Slope, b = SSxy/SSxx = 902.05/946.1 = 0.9534404

y-intercept, a = y̅ -b* x̅ = 34.65 - (0.95344)*25.3 = 10.527957

Regression equation :

ŷ = 10.53 + (0.95) x

b)

Null and alternative hypothesis:

Ho: β₁ = 0

Ha: β₁ ≠ 0

n=10

α = 0.05

SSE = SSyy -SSxy²/SSxx = 1004.525 - (902.05)²/946.1 = 144.47

SSR = SSxy²/SSxx = (902.05)²/946.1 = 860.0509

Test statistic:

F = SSR/(SSE/(n-2)) = 860.0509/(144.4741/8) = 47.62

p-value = F.DIST.RT(47.6238, 1, 8) = 0.000

Conclusion:

Reject H₀. We conclude that the relationship between weekly usage (hours) and annual maintenance expense (in hundreds of dollars) is significant.

c)

Predicted value of y at x = 29

ŷ = 10.528 + (0.9534) * 29 = 38.1777

Sum of Square error, SSE = SSyy -SSxy²/SSxx = 1004.525 - (902.05)²/946.1 = 144.4740514

Standard error, se = √(SSE/(n-2)) = √(144.47405/(10-2)) = 4.24962

Critical value, t_c = T.INV.2T(0.05, 8) = 2.306

95% Confidence interval :

Lower limit = ŷ - tc*se*√((1/n) + ((x-x̅)²/(SSxx)))

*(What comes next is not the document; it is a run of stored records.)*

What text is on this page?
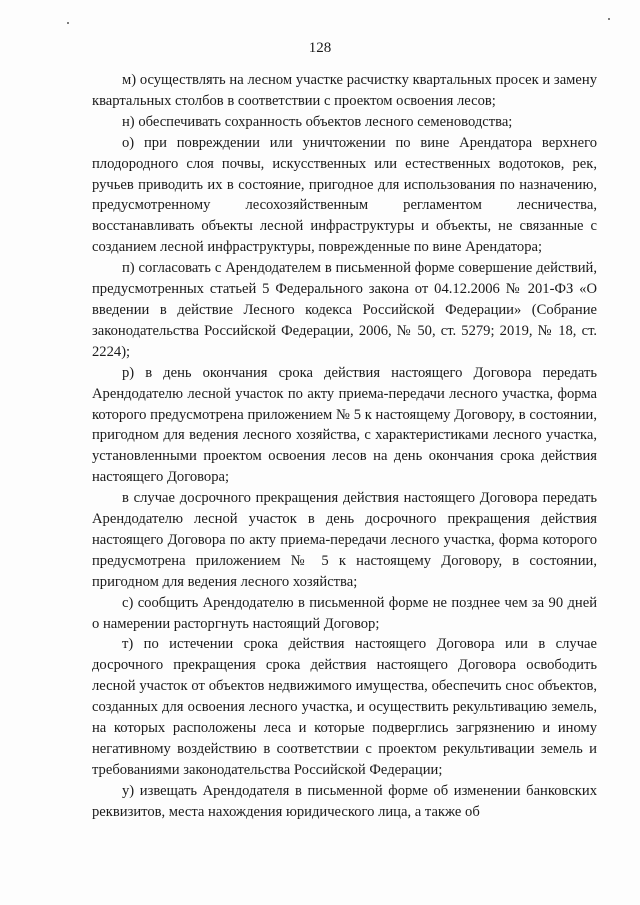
128

м) осуществлять на лесном участке расчистку квартальных просек и замену квартальных столбов в соответствии с проектом освоения лесов;

н) обеспечивать сохранность объектов лесного семеноводства;

о) при повреждении или уничтожении по вине Арендатора верхнего плодородного слоя почвы, искусственных или естественных водотоков, рек, ручьев приводить их в состояние, пригодное для использования по назначению, предусмотренному лесохозяйственным регламентом лесничества, восстанавливать объекты лесной инфраструктуры и объекты, не связанные с созданием лесной инфраструктуры, поврежденные по вине Арендатора;

п) согласовать с Арендодателем в письменной форме совершение действий, предусмотренных статьей 5 Федерального закона от 04.12.2006 № 201-ФЗ «О введении в действие Лесного кодекса Российской Федерации» (Собрание законодательства Российской Федерации, 2006, № 50, ст. 5279; 2019, № 18, ст. 2224);

р) в день окончания срока действия настоящего Договора передать Арендодателю лесной участок по акту приема-передачи лесного участка, форма которого предусмотрена приложением № 5 к настоящему Договору, в состоянии, пригодном для ведения лесного хозяйства, с характеристиками лесного участка, установленными проектом освоения лесов на день окончания срока действия настоящего Договора;

в случае досрочного прекращения действия настоящего Договора передать Арендодателю лесной участок в день досрочного прекращения действия настоящего Договора по акту приема-передачи лесного участка, форма которого предусмотрена приложением № 5 к настоящему Договору, в состоянии, пригодном для ведения лесного хозяйства;

с) сообщить Арендодателю в письменной форме не позднее чем за 90 дней о намерении расторгнуть настоящий Договор;

т) по истечении срока действия настоящего Договора или в случае досрочного прекращения срока действия настоящего Договора освободить лесной участок от объектов недвижимого имущества, обеспечить снос объектов, созданных для освоения лесного участка, и осуществить рекультивацию земель, на которых расположены леса и которые подверглись загрязнению и иному негативному воздействию в соответствии с проектом рекультивации земель и требованиями законодательства Российской Федерации;

у) извещать Арендодателя в письменной форме об изменении банковских реквизитов, места нахождения юридического лица, а также об
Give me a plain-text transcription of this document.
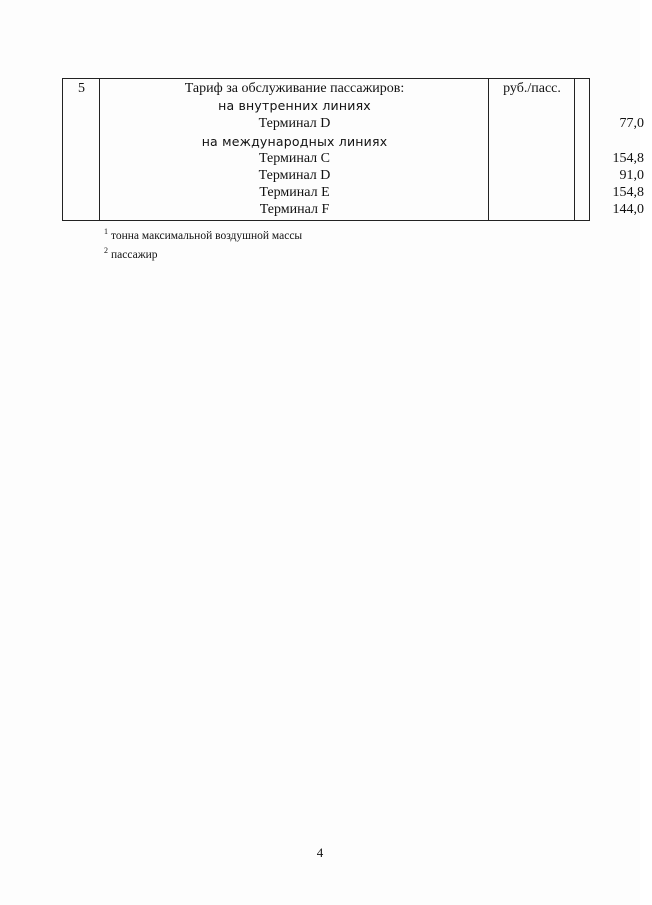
5	руб./пасс.
Тариф за обслуживание пассажиров:
на внутренних линиях
Терминал D
на международных линиях
Терминал C
Терминал D
Терминал E
Терминал F
77,0
154,8
91,0
154,8
144,0
$^1$ тонна максимальной воздушной массы
$^2$ пассажир
4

= 38.1777 - 2.306*4.2496*√((1/10) + ((29 - 25.3)²/(946.1))) = 34.86

Upper limit = ŷ + tc*se*√((1/n) + ((x-x̅)²/(SSxx)))

= 38.1777 + 2.306*4.2496*√((1/10) + ((29 - 25.3)²/(946.1))) = 41.49

d)

The expected expense of a machine being used 29 hours per week is $38.18 hundred. Since this expected expense is less than the cost of the maintenance contract, the maintenance contract is advisable.